Eigentlich hätte ich damit gerechnet, dass Evan uns blöd angrinst und ihm irgendein bescheuerter Kommentar über die Lippen kommt. Aber dafür scheint er gerade gar keinen Kopf zu haben. Nein, er wirkt gestresst. Sein Blick huscht durch das Badezimmer, bleibt an mir hängen und wird verzweifelt flehentlich.

„Elfchen, ich brauche deine Hilfe."

Er benutzt zwar immer noch meinen Spitznamen, doch der Umstand, dass die Verzweiflung aus seinem Blick sich jetzt auch in seiner Stimme wiederfindet, bereitet mir große Sorgen.

Sofort klettere ich umständlich von Finleys Schoß, stolpere beinahe über meine eigenen Beine und stürze auf Evan und Frieda zu.

„Was ist passiert?", frage ich besorgt und leicht außer Atem.

Evan antwortet mir nicht sofort. Er geht in die Knie, um Frieda vorsichtig auf den Badevorleger abzulegen. Diese räkelt sich und nuschelt etwas Unverständliches vor sich hin. Erst dann antwortet Evan mir.

„Sie hat sich komplett volllaufen lassen. Also wirklich, ich hab' noch nie gesehen, dass sie so viel getrunken hat. Ich weiß nicht, was mit ihr los ist. Aber das war noch nicht einmal mehr das Schlimmste."

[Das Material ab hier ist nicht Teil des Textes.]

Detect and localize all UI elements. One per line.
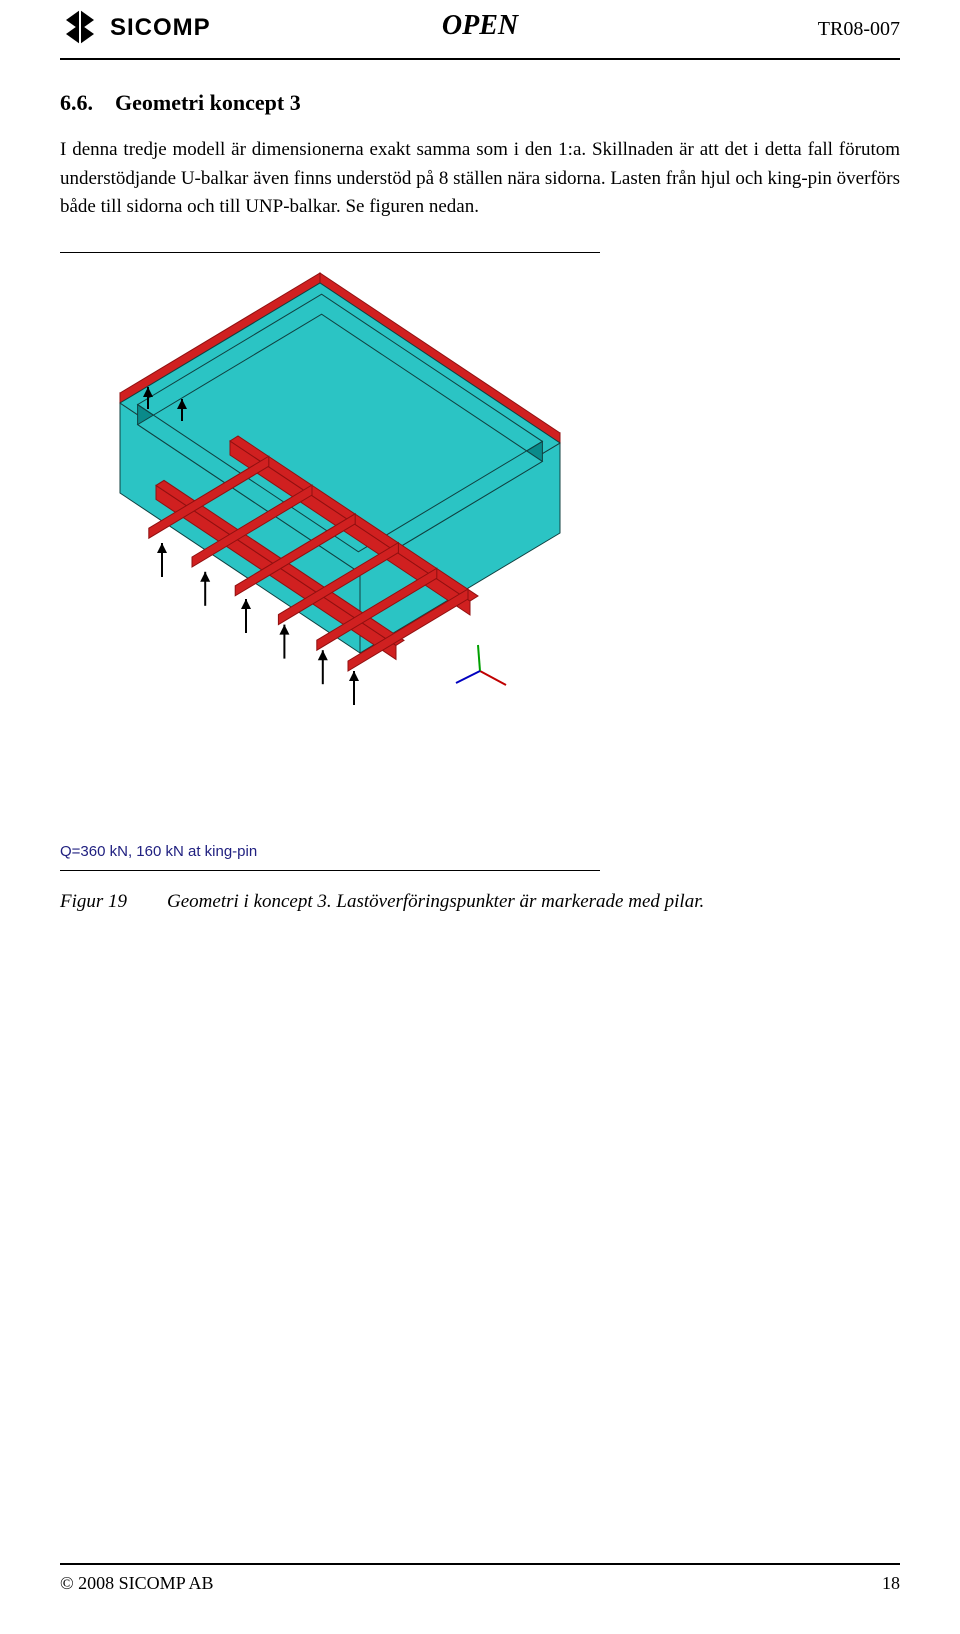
section-heading: 6.6. Geometri koncept 3 xyxy=(60,90,900,116)
figure-number: Figur 19 xyxy=(60,891,127,913)
brand-group: SICOMP xyxy=(60,8,211,48)
page-footer: © 2008 SICOMP AB 18 xyxy=(60,1563,900,1594)
figure-diagram xyxy=(60,263,600,823)
footer-copyright: © 2008 SICOMP AB xyxy=(60,1573,214,1594)
figure-caption-text: Geometri i koncept 3. Lastöverföringspun… xyxy=(167,891,704,913)
figure-rule-bottom xyxy=(60,870,600,871)
brand-logo-icon xyxy=(60,8,100,48)
figure-block: Q=360 kN, 160 kN at king-pin Figur 19 Ge… xyxy=(60,252,900,913)
page-header: SICOMP OPEN TR08-007 xyxy=(60,0,900,60)
figure-load-label: Q=360 kN, 160 kN at king-pin xyxy=(60,843,900,860)
header-title: OPEN xyxy=(442,10,518,42)
content-area: 6.6. Geometri koncept 3 I denna tredje m… xyxy=(0,60,960,913)
diagram-svg xyxy=(60,263,600,823)
footer-page-number: 18 xyxy=(882,1573,900,1594)
paragraph-1: I denna tredje modell är dimensionerna e… xyxy=(60,136,900,222)
document-id: TR08-007 xyxy=(818,18,900,41)
figure-rule-top xyxy=(60,252,600,253)
section-number: 6.6. xyxy=(60,90,93,115)
brand-name: SICOMP xyxy=(110,14,211,42)
section-title-text: Geometri koncept 3 xyxy=(115,90,301,115)
figure-caption: Figur 19 Geometri i koncept 3. Lastöverf… xyxy=(60,891,900,913)
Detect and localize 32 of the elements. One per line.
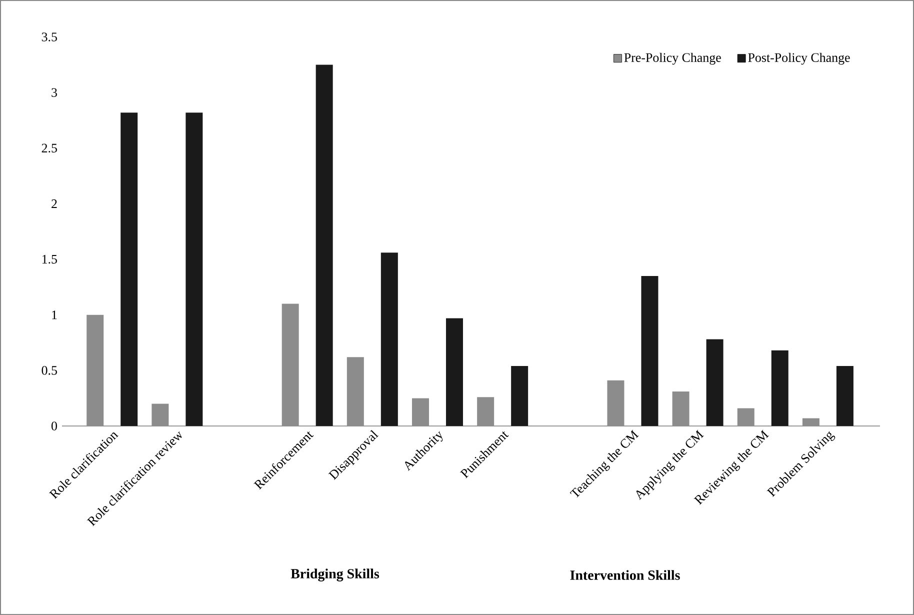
bar xyxy=(511,366,528,426)
bar xyxy=(477,397,494,426)
y-tick-label: 1.5 xyxy=(42,254,57,264)
y-tick-label: 3.5 xyxy=(42,32,57,42)
bar xyxy=(152,404,169,426)
y-tick-label: 3 xyxy=(52,88,57,97)
bar xyxy=(412,398,429,426)
bar xyxy=(706,339,724,426)
bar xyxy=(737,408,754,426)
bar xyxy=(672,392,690,426)
bar xyxy=(380,252,398,426)
y-tick-label: 0 xyxy=(52,422,57,430)
text: Bridging Skills xyxy=(290,568,380,582)
bar xyxy=(836,366,854,426)
bar xyxy=(607,380,624,426)
bar xyxy=(802,418,820,426)
legend-label: Pre-Policy Change xyxy=(624,52,721,65)
bar xyxy=(446,318,463,426)
bar xyxy=(346,357,364,426)
text: Intervention Skills xyxy=(570,570,680,580)
bar xyxy=(316,64,333,426)
bar xyxy=(282,304,299,426)
bar xyxy=(771,350,788,426)
bar xyxy=(86,314,104,426)
y-tick-label: 2 xyxy=(52,199,57,208)
legend-label: Post-Policy Change xyxy=(748,52,850,65)
bar xyxy=(186,112,203,426)
y-tick-label: 0.5 xyxy=(42,366,57,375)
y-tick-label: 1 xyxy=(52,310,57,320)
y-tick-label: 2.5 xyxy=(42,144,57,153)
bar xyxy=(641,276,658,426)
bar xyxy=(120,112,138,426)
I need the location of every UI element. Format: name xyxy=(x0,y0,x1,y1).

Ich hätte Frieda nicht alleine lassen sollen. Erstrecht nicht nach dieser Woche. Nach dieser Woche, in der sie Tag für Tag Evan dabei zu sehen musste, wie er ein Mädchen nach dem anderen aufgerissen hat. Wieso war mir nicht klar, dass das passieren würde? Vielleicht weil sie trotz der Ereignisse der Woche so gefasst gewirkt hat, flüstert mir mein Unterbewusstsein zu. Aber was meint Evan mit – das war noch nicht einmal mehr das Schlimmste. Mein schlechtes Gewissen wächst ins unermesslich und in meinem Kopf entstehen die schrecklichsten Szenarien.

„Was ist das Schlimmste?"

Vorsichtig versuche ich Frieda in eine sitzende Position zu bringen. Dabei steigt mir der Geruch von Alkohol gepaart mit Friedas Parfüm in die Nase. Sie hat definitiv zu viel getrunken.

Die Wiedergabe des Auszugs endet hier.